Analyzing the Reasons for Your Facebook Ad Campaign Failure
Facebook advertising is a nearly $40B dollar industry. The company’s revenues from advertising have been growing in double digits for nearly a decade now. Inevitably, a significant chunk of this revenue comes from new advertisers who are still coming to terms with the do’s and don’t’s of this medium.
If you are one such advertiser, chances are that your campaigns are still not offering you the kind of returns you were looking for. Even seasoned advertisers with years of Facebook ad experience under their belt routinely see their ROI dip over time. Analyzing the factors that move the needle and contribute to the success or failure of a campaign is important to ensure the longevity of Facebook advertising for your business marketing strategy.
Reverse engineering the failure
There are a number of reasons why a campaign fails – poor ad copy, high CPC, poor engagement and low click-throughs. Analyzing the exact reasons your campaign failed may not be possible without knowing the marketing objectives in the first place.
A discount store may look at sales to measure the success of a campaign. A B2B SaaS tool, on the other hand, may look at the leads generated through the process. There may also be media organizations that seek engagement and visibility through advertising. A failure is essentially a campaign that does not meet its stated objectives.
To study the causes behind the failure, it is important to establish the desired benchmarks at each stage of your advertising campaign. Let us take the example of a discount store targeting sales through their Facebook ads. With a $100 advertising budget and a CPC of $1 per click, the store is likely to see 100 clicks. If the advertiser targets 10% conversion at a margin of $15 per sale, then the campaign should achieve 10 sales making $150 in net revenue. Accounting for the $100 advertising investment, the profit, in this case, is $50.
$1 per click –> 100 clicks –> 10% conversion –> $150 net revenue
In the case of a failed campaign, the advertiser may end up making less than $150 in net revenue. To know why it failed, it is important to benchmark each of your metrics against the stated objective. Did the average CPC shoot up much over $1 per click? Or did you fail to get 100 clicks out of a campaign? If these metrics were not a problem, then the failure can be attributed to conversion.
Fixing the issues
Once you have identified the source of your campaign failure, the next step is to look at ways to fix them. Issues in the early stages of the campaign (like poor CTR) indicate two things – either you are targeting the wrong audience or your ad copy is not optimal.
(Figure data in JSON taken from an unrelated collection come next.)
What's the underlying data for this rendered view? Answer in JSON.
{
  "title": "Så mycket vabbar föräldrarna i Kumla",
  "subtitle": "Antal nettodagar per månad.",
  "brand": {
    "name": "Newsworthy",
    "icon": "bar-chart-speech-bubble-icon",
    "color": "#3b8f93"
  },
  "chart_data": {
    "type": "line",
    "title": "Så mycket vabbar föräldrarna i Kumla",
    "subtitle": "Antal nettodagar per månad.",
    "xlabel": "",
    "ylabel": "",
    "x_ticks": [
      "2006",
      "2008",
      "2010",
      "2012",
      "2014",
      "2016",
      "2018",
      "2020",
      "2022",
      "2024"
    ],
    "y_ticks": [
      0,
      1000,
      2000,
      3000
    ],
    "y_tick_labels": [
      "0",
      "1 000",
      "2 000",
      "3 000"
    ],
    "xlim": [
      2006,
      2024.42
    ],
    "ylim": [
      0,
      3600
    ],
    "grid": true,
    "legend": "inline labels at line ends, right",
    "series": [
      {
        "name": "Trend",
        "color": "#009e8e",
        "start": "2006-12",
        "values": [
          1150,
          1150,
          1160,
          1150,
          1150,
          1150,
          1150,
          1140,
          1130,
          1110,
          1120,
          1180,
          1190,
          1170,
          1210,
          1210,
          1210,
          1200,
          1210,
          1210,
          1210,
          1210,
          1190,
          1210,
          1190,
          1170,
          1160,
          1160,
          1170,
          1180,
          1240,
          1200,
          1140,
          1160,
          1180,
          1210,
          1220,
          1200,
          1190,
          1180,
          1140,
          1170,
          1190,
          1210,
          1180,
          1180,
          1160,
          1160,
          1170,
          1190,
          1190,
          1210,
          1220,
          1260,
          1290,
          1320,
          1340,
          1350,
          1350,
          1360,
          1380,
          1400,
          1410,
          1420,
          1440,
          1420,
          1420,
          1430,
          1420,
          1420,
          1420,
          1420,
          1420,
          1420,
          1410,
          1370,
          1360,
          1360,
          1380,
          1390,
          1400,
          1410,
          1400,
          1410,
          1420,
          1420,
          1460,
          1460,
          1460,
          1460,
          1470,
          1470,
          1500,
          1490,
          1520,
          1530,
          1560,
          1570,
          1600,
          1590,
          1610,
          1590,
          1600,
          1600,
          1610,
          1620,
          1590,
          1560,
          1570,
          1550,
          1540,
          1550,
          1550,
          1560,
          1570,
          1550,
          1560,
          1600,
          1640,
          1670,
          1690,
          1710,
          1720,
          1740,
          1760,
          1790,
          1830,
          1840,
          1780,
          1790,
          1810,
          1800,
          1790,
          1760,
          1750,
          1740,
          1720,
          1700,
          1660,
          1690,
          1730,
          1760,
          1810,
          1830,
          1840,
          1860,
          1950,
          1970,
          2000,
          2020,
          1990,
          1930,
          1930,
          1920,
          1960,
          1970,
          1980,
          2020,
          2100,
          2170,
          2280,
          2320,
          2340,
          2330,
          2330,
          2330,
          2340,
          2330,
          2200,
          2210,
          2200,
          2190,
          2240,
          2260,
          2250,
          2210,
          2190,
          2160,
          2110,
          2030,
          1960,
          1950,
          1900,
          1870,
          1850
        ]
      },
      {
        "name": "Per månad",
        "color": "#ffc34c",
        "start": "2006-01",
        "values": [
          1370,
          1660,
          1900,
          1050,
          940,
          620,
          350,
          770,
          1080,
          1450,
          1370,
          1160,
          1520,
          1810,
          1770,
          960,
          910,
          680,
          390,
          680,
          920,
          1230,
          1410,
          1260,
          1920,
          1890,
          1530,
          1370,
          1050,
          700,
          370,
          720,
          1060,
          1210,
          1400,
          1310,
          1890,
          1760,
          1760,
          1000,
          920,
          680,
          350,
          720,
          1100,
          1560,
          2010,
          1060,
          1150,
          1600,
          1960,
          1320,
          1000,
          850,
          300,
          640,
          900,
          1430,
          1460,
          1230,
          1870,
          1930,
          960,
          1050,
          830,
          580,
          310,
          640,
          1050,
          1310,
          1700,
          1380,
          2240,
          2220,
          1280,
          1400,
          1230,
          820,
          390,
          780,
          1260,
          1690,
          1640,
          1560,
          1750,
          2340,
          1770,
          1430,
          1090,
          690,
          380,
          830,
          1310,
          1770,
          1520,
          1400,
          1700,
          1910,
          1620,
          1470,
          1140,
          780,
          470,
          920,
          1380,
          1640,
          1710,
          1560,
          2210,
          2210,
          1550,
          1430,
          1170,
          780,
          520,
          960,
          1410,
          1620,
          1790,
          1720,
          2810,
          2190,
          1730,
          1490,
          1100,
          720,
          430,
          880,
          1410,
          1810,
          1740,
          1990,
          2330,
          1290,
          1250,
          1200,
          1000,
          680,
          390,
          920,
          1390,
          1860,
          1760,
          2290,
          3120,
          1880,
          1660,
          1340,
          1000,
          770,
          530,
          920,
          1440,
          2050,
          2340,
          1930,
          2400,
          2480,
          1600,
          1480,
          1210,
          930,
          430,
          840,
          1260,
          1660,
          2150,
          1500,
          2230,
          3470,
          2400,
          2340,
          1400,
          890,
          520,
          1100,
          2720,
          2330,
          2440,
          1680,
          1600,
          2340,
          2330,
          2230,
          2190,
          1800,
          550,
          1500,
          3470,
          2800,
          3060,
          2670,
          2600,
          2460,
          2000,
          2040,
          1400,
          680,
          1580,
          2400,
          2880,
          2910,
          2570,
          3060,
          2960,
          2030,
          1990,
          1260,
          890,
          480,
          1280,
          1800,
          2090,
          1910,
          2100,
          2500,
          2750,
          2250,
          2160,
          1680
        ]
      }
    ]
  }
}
There is more than one way to build a targeted audience for your ad campaign. Facebook’s ‘Custom Audience’ tool allows advertisers to upload their own customer file for the campaign. This is useful if you are targeting buyers of one product to advertise another product. For instance, you could build a list of people who purchased a best-selling book and can advertise to these buyers when the sequel is out.
You could also look at the ‘Lookalike Audience’ feature to scale up this list to reach other users whose profile is similar to the users in the customer file you have uploaded. But please note that this is Facebook’s own projection and may hence not yield desirable advertising objectives.
Other ways to target include using Facebook’s ‘Interest-based targeting’. This is handy if you already have a solid persona of your buyer. It is a good idea to hyper-target your audience to a very narrow niche and measure your conversion rates before expanding it further to include a broader niche. This way, you can continuously measure the impact of increasing audience sizes on conversion, and may thus tweak your ads accordingly.
At the same time, it is also worth pointing out that having too small a niche for a high budget ad campaign may backfire. With a very small audience, there is every likelihood for the ads to be displayed multiple times to the same user. Studies show that when the frequency is increased from 1 per user to 2, the average CPCs rise by 45%. When the frequency is increased to 5 per user, the CPC tends to nearly double. It is hence important to keep your audience size relative to the ad budget
If your campaign fares reasonably in terms of CTR and only fails at the conversion stage, the possible reasons could either be due to a poor landing page or user experience. One common problem among eCommerce businesses, for instance, is the ‘surprise’ charges in the form of shipping fee or taxes that are over and above the advertised price. These factors are known to cause cart abandonment.
To keep the user experience seamless is worthwhile for advertisers to consider native Facebook tools for conversion. For instance, advertisers could deploy chatbots that use the Facebook Messenger application to engage with prospective buyers and capture their lead information. Advertisers could also make use of the ‘Store’ option to promote products and convert customers from within the Facebook interface.
By keeping the UX consistent from the point of touch to conversion, advertisers can make sure that external factors like webpage loading time or design do not impact conversion.
Establishing best practices
Ad management is a continuous process. Campaigns that delivered stellar results in the past may fail to match your benchmarks other times. It is thus important to keep a close eye on what factors contribute to the rise and fall of the various metrics so that your ads can be tweaked to ensure high performance over the long term.